Harker’s dark eyes hung on her. She tried to ignore the d
ried blood on his cuffs. “Sorry,” she added. “I should have waited for you to get home, but I didn’t know when that would be.”
“I didn’t think I’d left the room unlocked.”
“You didn’t,” said Kate coolly, pushing off the desk and walking out. She was relieved when he didn’t follow.
Back in her room, she sank into her chair, Freddie’s student profile still up on her screen. It made even less sense now, a blurred photo beside a name that, according to her father’s records, didn’t exist. Could he be using an alias? But why?
The only people who hid were the ones with something to hide.
So what was Frederick Gallagher hiding?
August hated blood—hated the sight, hated the smell, hated the slimy, too-thick feel—which was unfortunate, since he was currently covered in it.
It wasn’t his, of course.
It was Phillip’s. The FTF with the warm smile and the buzz cut, the one who treated August like a friend, and glared at Harris whenever he used the word monster.
“Hold him still,” ordered Henry. “I need to tourniquet the wound.”
Phillip’s shoulder had been torn from the socket. Visibly. His FTF gear had been shredded, and August could have reached out and traced his fingers over the Corsai’s claw marks—teeth marks? It was always hard to tell—if Phillip hadn’t been writhing around so much on the steel medical table.

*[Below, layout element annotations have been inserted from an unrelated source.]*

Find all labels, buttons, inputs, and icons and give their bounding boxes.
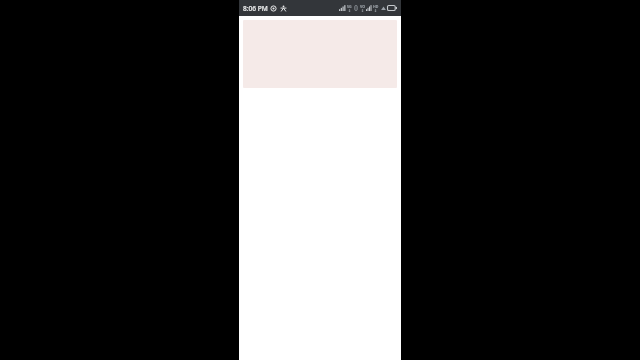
staticText: 8:06 PM [243,4,268,13]
staticText: ↕ [374,9,378,13]
staticText: ↕ [361,9,365,13]
staticText: VO [360,4,366,9]
staticText: HD [373,4,379,9]
staticText: ↕ [348,9,352,13]
staticText: 5G [347,4,352,9]
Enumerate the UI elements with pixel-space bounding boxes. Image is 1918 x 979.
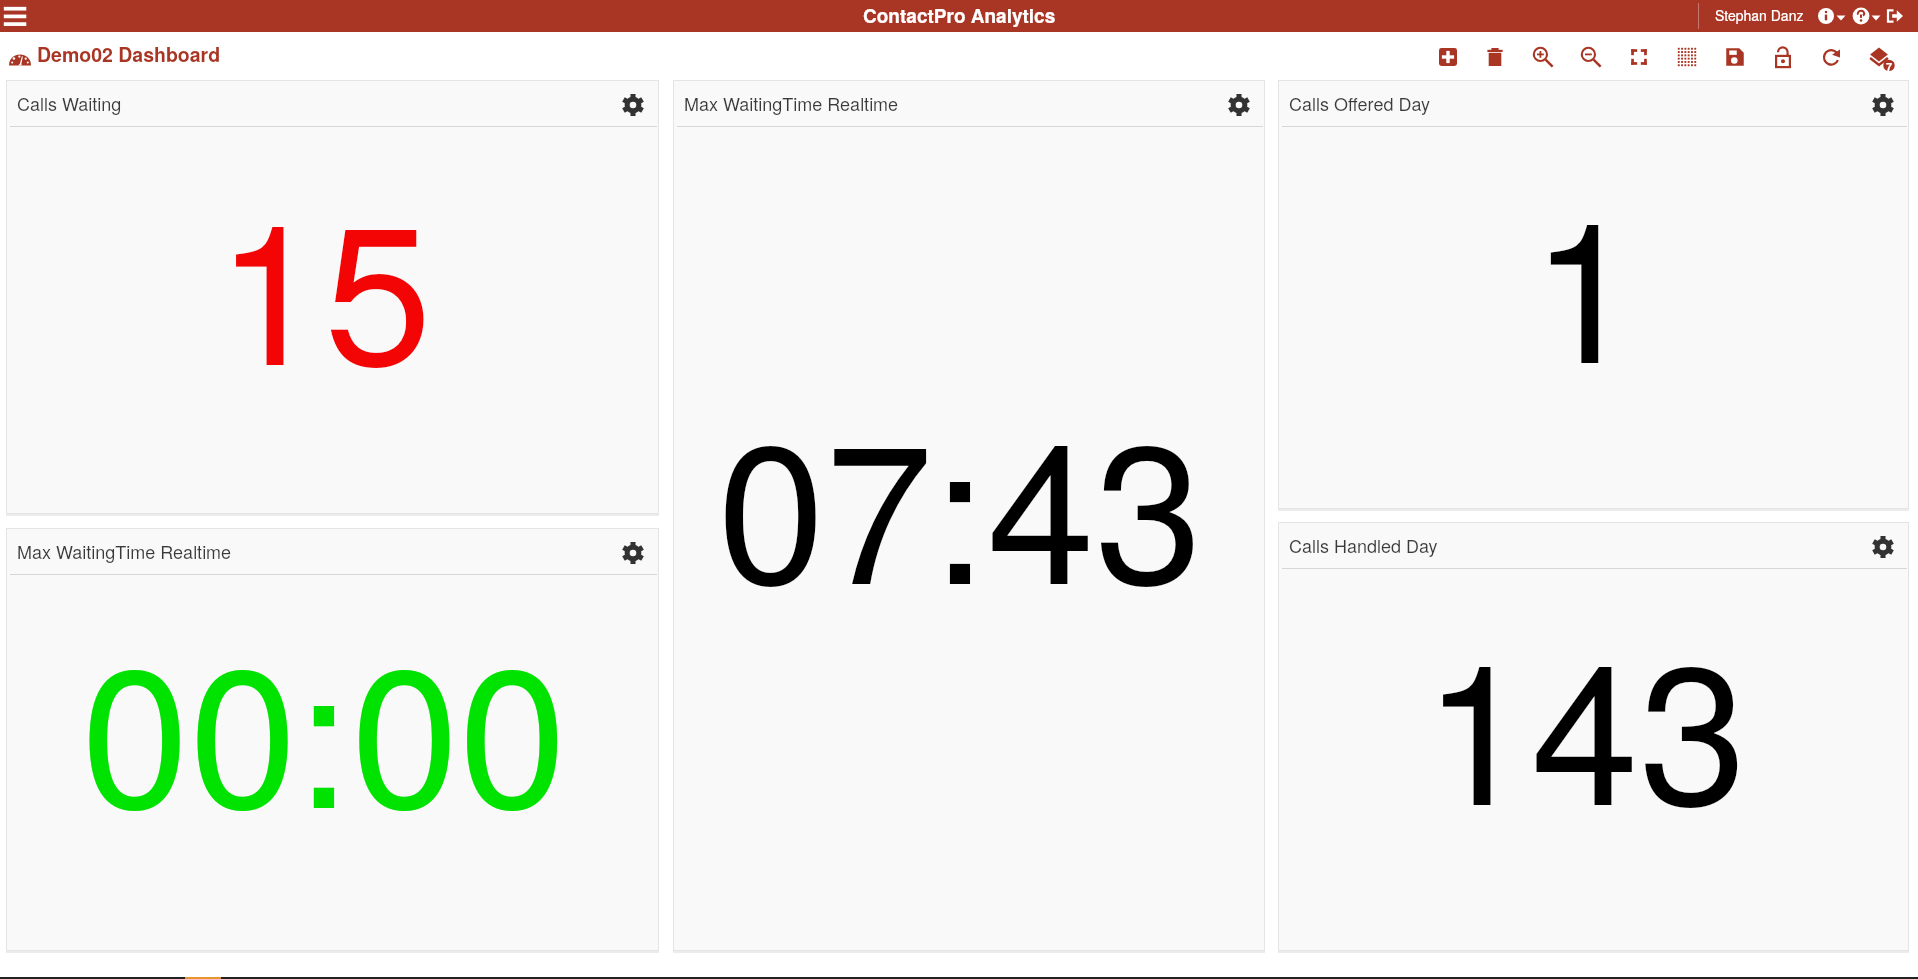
staticText: 7 — [1886, 59, 1893, 75]
staticText: Max WaitingTime Realtime — [684, 90, 899, 116]
button[interactable]: Widget settings — [622, 542, 644, 564]
button[interactable]: Info — [1815, 5, 1837, 27]
button[interactable]: Widget settings — [1872, 536, 1894, 558]
button[interactable]: Widget settings — [622, 94, 644, 116]
staticText: 143 — [1423, 582, 1747, 860]
staticText: Stephan Danz — [1715, 5, 1804, 25]
button[interactable]: Widget settings — [1872, 94, 1894, 116]
button[interactable]: Layers — [1865, 43, 1893, 71]
staticText: ContactPro Analytics — [863, 2, 1056, 29]
button[interactable]: Log out — [1884, 5, 1906, 27]
button[interactable]: Save — [1721, 43, 1749, 71]
staticText: Demo02 Dashboard — [37, 40, 221, 68]
staticText: Calls Waiting — [17, 90, 122, 116]
button[interactable]: Refresh — [1818, 43, 1846, 71]
staticText: 1 — [1531, 140, 1639, 418]
button[interactable]: Zoom out — [1577, 43, 1605, 71]
button[interactable]: Grid — [1673, 43, 1701, 71]
button[interactable]: Unlock — [1769, 43, 1797, 71]
button[interactable]: Zoom in — [1529, 43, 1557, 71]
button[interactable]: Fullscreen — [1625, 43, 1653, 71]
staticText: 00:00 — [81, 585, 567, 863]
staticText: 07:43 — [717, 361, 1203, 639]
button[interactable]: Help — [1850, 5, 1872, 27]
button[interactable]: Menu — [0, 0, 32, 32]
button[interactable]: Delete — [1481, 43, 1509, 71]
staticText: Max WaitingTime Realtime — [17, 538, 232, 564]
staticText: Calls Offered Day — [1289, 90, 1431, 116]
button[interactable]: Add widget — [1434, 43, 1462, 71]
staticText: Calls Handled Day — [1289, 532, 1438, 558]
staticText: 15 — [216, 142, 432, 420]
button[interactable]: Widget settings — [1228, 94, 1250, 116]
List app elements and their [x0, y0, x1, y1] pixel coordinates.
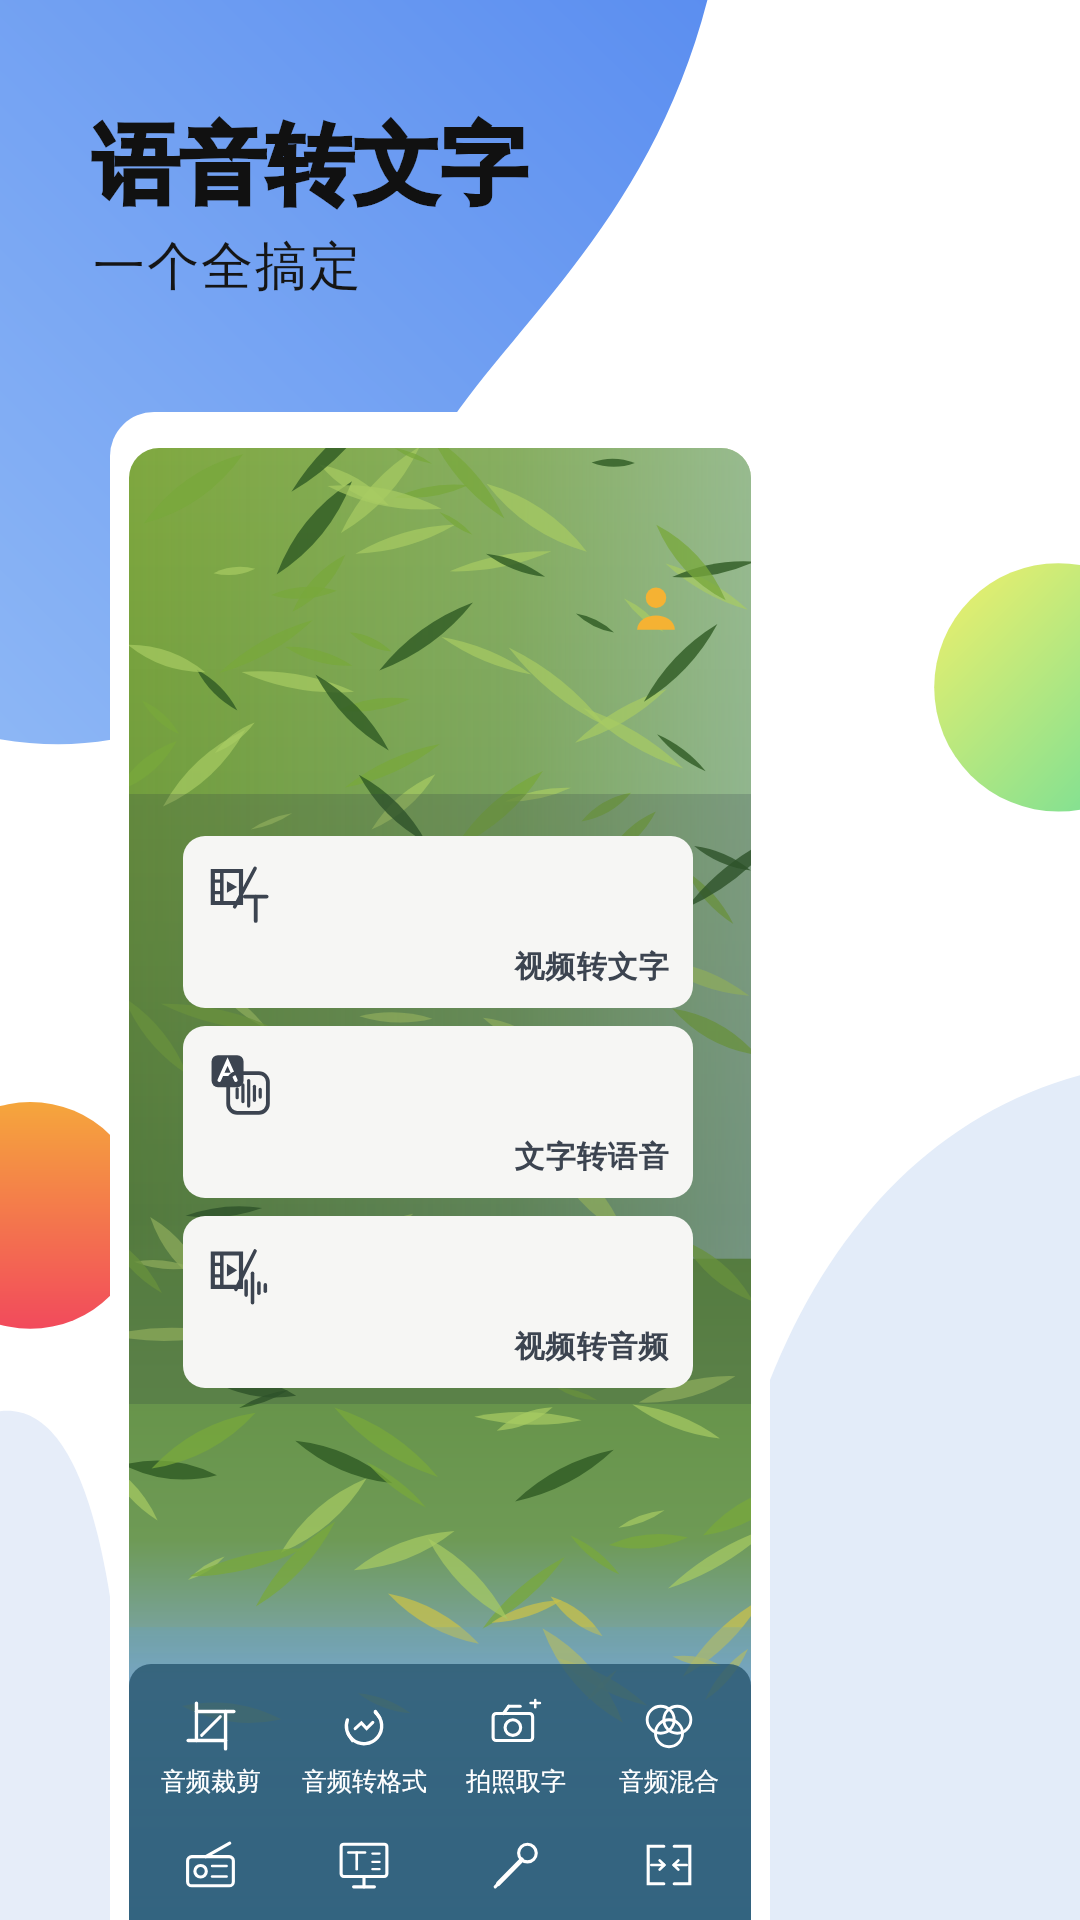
- button[interactable]: Subtitle: [294, 1839, 434, 1891]
- button[interactable]: Record: [446, 1839, 586, 1891]
- staticText: 视频转文字: [514, 948, 669, 986]
- button[interactable]: 音频裁剪: [141, 1698, 281, 1799]
- button[interactable]: Merge: [599, 1839, 739, 1891]
- button[interactable]: 音频混合: [599, 1698, 739, 1799]
- staticText: 拍照取字: [466, 1766, 566, 1797]
- staticText: 一个全搞定: [92, 234, 362, 300]
- staticText: 音频转格式: [302, 1766, 427, 1797]
- button[interactable]: 拍照取字: [446, 1698, 586, 1799]
- button[interactable]: 视频转音频: [183, 1216, 693, 1388]
- button[interactable]: 音频转格式: [294, 1698, 434, 1799]
- staticText: 音频混合: [619, 1766, 719, 1797]
- staticText: 文字转语音: [514, 1138, 669, 1176]
- button[interactable]: Radio: [141, 1839, 281, 1891]
- button[interactable]: 视频转文字: [183, 836, 693, 1008]
- staticText: 语音转文字: [92, 112, 527, 220]
- button[interactable]: 文字转语音: [183, 1026, 693, 1198]
- button[interactable]: Profile: [629, 580, 683, 634]
- staticText: 视频转音频: [514, 1328, 669, 1366]
- staticText: 音频裁剪: [161, 1766, 261, 1797]
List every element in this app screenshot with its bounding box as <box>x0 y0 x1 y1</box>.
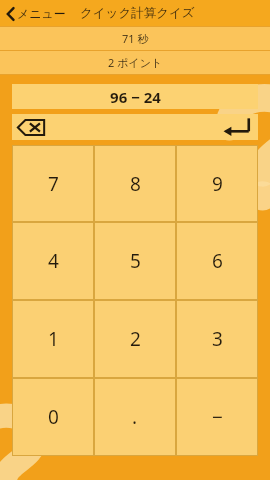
staticText: . <box>132 404 138 430</box>
button[interactable]: 9 <box>177 146 257 221</box>
staticText: クイック計算クイズ <box>80 5 195 21</box>
staticText: 96 − 24 <box>110 87 161 107</box>
button[interactable]: 6 <box>177 223 257 299</box>
staticText: 4 <box>48 248 59 274</box>
staticText: 1 <box>48 326 59 352</box>
button[interactable]: Backspace <box>15 116 47 138</box>
staticText: 8 <box>130 171 141 197</box>
button[interactable]: − <box>177 379 257 455</box>
staticText: 71 秒 <box>122 31 149 46</box>
button[interactable]: . <box>95 379 175 455</box>
staticText: 3 <box>212 326 223 352</box>
staticText: 6 <box>212 248 223 274</box>
button[interactable]: 0 <box>13 379 93 455</box>
staticText: 0 <box>48 404 59 430</box>
button[interactable]: メニュー <box>4 6 68 21</box>
staticText: 7 <box>48 171 59 197</box>
button[interactable]: 5 <box>95 223 175 299</box>
staticText: 5 <box>130 248 141 274</box>
staticText: 9 <box>212 171 223 197</box>
staticText: − <box>212 404 223 430</box>
staticText: メニュー <box>17 6 66 21</box>
button[interactable]: 4 <box>13 223 93 299</box>
staticText: 2 <box>130 326 141 352</box>
button[interactable]: 7 <box>13 146 93 221</box>
button[interactable]: 1 <box>13 301 93 377</box>
button[interactable]: Enter <box>220 115 254 139</box>
button[interactable]: 8 <box>95 146 175 221</box>
button[interactable]: 2 <box>95 301 175 377</box>
button[interactable]: 3 <box>177 301 257 377</box>
staticText: 2 ポイント <box>108 55 163 70</box>
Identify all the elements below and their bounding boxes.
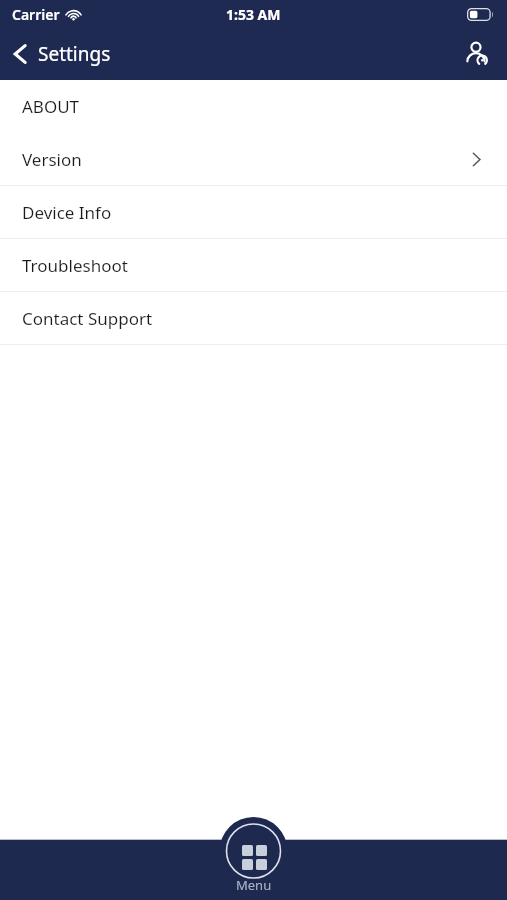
staticText: ABOUT [22, 95, 80, 118]
button[interactable]: Menu [220, 843, 288, 896]
staticText: Settings [38, 41, 111, 67]
staticText: Carrier [12, 5, 60, 24]
staticText: Contact Support [22, 307, 153, 330]
staticText: Version [22, 148, 82, 171]
staticText: 1:53 AM [226, 5, 281, 24]
button[interactable]: Settings [0, 35, 121, 73]
button[interactable]: Contact Support [0, 292, 507, 344]
button[interactable]: Version [0, 133, 507, 185]
button[interactable]: Device Info [0, 186, 507, 238]
staticText: Troubleshoot [22, 254, 128, 277]
staticText: Device Info [22, 201, 112, 224]
button[interactable]: Troubleshoot [0, 239, 507, 291]
button[interactable]: Switch account [459, 36, 495, 72]
staticText: Menu [236, 876, 272, 894]
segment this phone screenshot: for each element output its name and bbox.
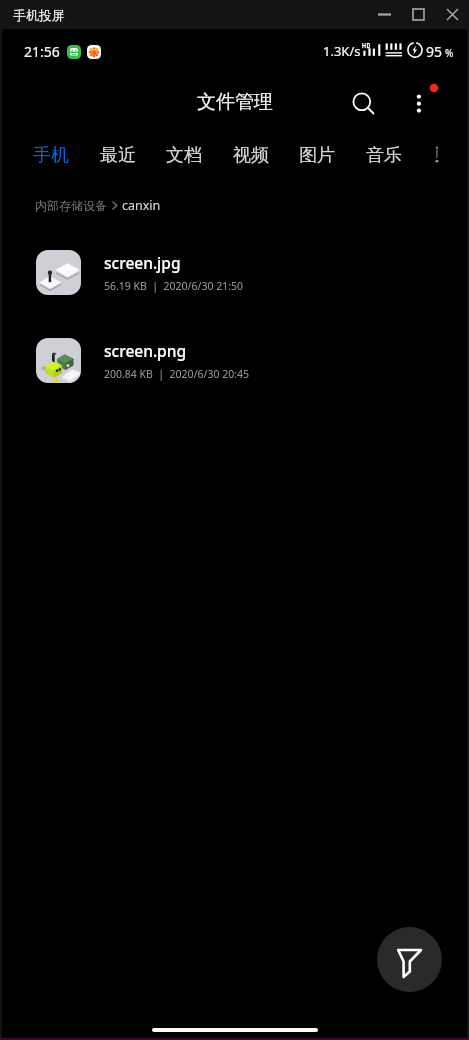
staticText: 文件管理 (197, 90, 273, 114)
staticText: 1.3K/s (323, 42, 361, 60)
button[interactable]: screen.jpg (2, 233, 467, 312)
button[interactable]: screen.png (2, 321, 467, 400)
button[interactable] (426, 134, 462, 176)
button[interactable]: Maximize (400, 0, 436, 29)
staticText: 95 (426, 42, 443, 61)
staticText: 最近 (100, 144, 136, 167)
staticText: 200.84 KB | 2020/6/30 20:45 (104, 367, 250, 381)
staticText: 图片 (299, 144, 335, 167)
button[interactable]: Close (434, 0, 469, 29)
staticText: screen.jpg (104, 252, 181, 273)
staticText: 21:56 (24, 42, 60, 61)
button[interactable]: 内部存储设备 (35, 198, 107, 213)
staticText: % (445, 46, 454, 60)
button[interactable]: More options (397, 79, 441, 123)
button[interactable]: 手机 (18, 134, 84, 176)
staticText: 手机投屏 (13, 7, 65, 23)
button[interactable]: Search (340, 81, 386, 127)
staticText: 56.19 KB | 2020/6/30 21:50 (104, 279, 244, 293)
button[interactable]: Filter (377, 927, 442, 992)
staticText: 手机 (33, 144, 69, 167)
button[interactable]: 图片 (284, 134, 350, 176)
staticText: screen.png (104, 340, 187, 361)
button[interactable]: canxin (122, 197, 161, 214)
button[interactable]: 文档 (151, 134, 217, 176)
staticText: 文档 (166, 144, 202, 167)
button[interactable]: 最近 (85, 134, 151, 176)
button[interactable]: 音乐 (351, 134, 417, 176)
staticText: 音乐 (366, 144, 402, 167)
button[interactable]: 视频 (218, 134, 284, 176)
button[interactable]: Minimize (366, 0, 402, 29)
staticText: 视频 (233, 144, 269, 167)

August had been sitting at the counter doing homework, Allegro playing with his laces, when they got the call. Another attack. But this one wasn’t at the Seam. And it wasn’t random. It was an ambush. Harker’s monsters knew exactly where the FTF would be patrolling, and when. Someone had told them. And now four FTFs were dead and Phillip seemed hell-bent on going down in a blaze of obscenities and blood.
“For God’s sake, hold him still.”
Leo and August pinned Phillip down while Henry moved with careful, decisive motions over the vicious wound. His partner, Harris, stood to the side, blood streaked across his face, looking numb from shock while Emily stitched up a gash on his bicep. She didn’t have Henry’s surgical grace, but her hands were just as steady.